Reports from Pegolo E et al., study revealed a perfect agreement between the paired tissues when evaluating the ER status. The entire microwave processed paired samples of the ER positive cases with the conventional processing were also positive for the same [31]. The intensity of the immunohistochemical reaction was also observed to be similar. A few authors have reported that when a dichotomised score (positive/negative) was used the ER reaction in both neoplastic cells and non neoplastic epithelium in formalin-fixed tissue and molecular fixative-exposed specimens were comparable [32,33].
Cut-off positivity for PR immunostain positivity was also similar to that of ER, which was one percent as it has been clinically validated as predicting response to tamoxifen-based therapy. Allred score of three or more (i.e., definition of ER positivity) corresponds to as few as 1% of cells showing weak immunostaining signal.
Out of the 44 cases in the present study, 14 (31.8%) samples processed by the conventional method were evaluated as ER positive and 30 (68.2%) cases as ER negative. Out of the paired samples processed by microwave irradiation, 13 (29.5%) cases were evaluated as positive, and 31 cases (70.5%) were labelled ER negative. Out of the positive cases for both the paired samples, the staining of PR was observed to be identical for both the microwave processed and the conventionally processed samples.

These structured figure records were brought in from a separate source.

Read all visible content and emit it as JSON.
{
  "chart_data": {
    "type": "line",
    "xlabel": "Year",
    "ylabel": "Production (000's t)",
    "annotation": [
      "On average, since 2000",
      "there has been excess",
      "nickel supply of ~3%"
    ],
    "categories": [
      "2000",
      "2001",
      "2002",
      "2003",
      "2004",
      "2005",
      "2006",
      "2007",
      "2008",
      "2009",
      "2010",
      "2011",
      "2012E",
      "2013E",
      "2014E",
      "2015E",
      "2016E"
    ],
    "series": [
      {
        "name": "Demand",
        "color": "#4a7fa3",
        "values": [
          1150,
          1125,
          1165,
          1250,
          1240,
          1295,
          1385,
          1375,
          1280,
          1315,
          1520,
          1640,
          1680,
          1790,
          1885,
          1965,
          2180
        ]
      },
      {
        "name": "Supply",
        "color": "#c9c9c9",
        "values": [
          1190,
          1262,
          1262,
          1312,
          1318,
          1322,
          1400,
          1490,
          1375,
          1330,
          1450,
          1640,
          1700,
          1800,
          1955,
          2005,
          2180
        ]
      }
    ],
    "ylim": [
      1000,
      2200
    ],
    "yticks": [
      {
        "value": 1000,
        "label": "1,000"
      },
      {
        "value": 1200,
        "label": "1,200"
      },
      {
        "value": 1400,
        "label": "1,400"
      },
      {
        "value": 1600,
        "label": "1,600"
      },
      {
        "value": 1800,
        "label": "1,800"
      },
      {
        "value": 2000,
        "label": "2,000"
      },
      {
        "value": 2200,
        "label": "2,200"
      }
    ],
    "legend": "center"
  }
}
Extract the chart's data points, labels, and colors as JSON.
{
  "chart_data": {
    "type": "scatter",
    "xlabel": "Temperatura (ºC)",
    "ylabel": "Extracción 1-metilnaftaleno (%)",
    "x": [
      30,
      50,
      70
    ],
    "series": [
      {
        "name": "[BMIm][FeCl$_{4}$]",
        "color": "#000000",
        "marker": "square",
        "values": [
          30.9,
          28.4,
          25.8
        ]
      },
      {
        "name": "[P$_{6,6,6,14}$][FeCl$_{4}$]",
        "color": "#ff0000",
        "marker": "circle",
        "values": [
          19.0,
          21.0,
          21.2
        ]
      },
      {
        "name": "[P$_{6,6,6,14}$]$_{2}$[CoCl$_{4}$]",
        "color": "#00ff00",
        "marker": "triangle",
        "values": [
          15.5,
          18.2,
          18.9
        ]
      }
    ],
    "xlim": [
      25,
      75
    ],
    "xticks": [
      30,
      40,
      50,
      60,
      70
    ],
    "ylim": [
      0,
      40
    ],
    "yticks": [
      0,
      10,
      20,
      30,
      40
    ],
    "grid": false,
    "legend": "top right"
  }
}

Out of the positive cases for both the paired samples, the staining of ER was observed to be identical for both the microwave processed and the conventionally processed samples. This was in accordance with the study by Pegolo E et al., which reported perfect agreement between the paired tissues when evaluating PR status (k=1) [31]. The study also reported that the intensity of the immunohistochemical reactions for PR was found to be similar. All the PR positive samples with the conventional processing were also positive with the microwave processing. The intensity of the immunohistochemical reaction was also observed to be similar.
Limitation(s)
One limitation observed was that although a domestic cooking microwave with stabiliser to control major variations in temperature and voltage was used, there still seemed to be some variation which may have caused the reduced tissue adherence during immunostaining in some of the microwave processed samples.
Conclusion(s)
Microwave aided tissue processing has two significant advantages over conventional method being less laborious and aids in rapid diagnosis. The overall qualities of staining of tissue sections were similar in conventional tissue processing and microwave assisted tissue processing techniques which make microwave processing a better technique.
Hence, results of the study are in support to the growing evidence that microwave tissue processing is fast, reliable and cost effective and it can replace conventional processing in the field of immunohistochemistry for faster results.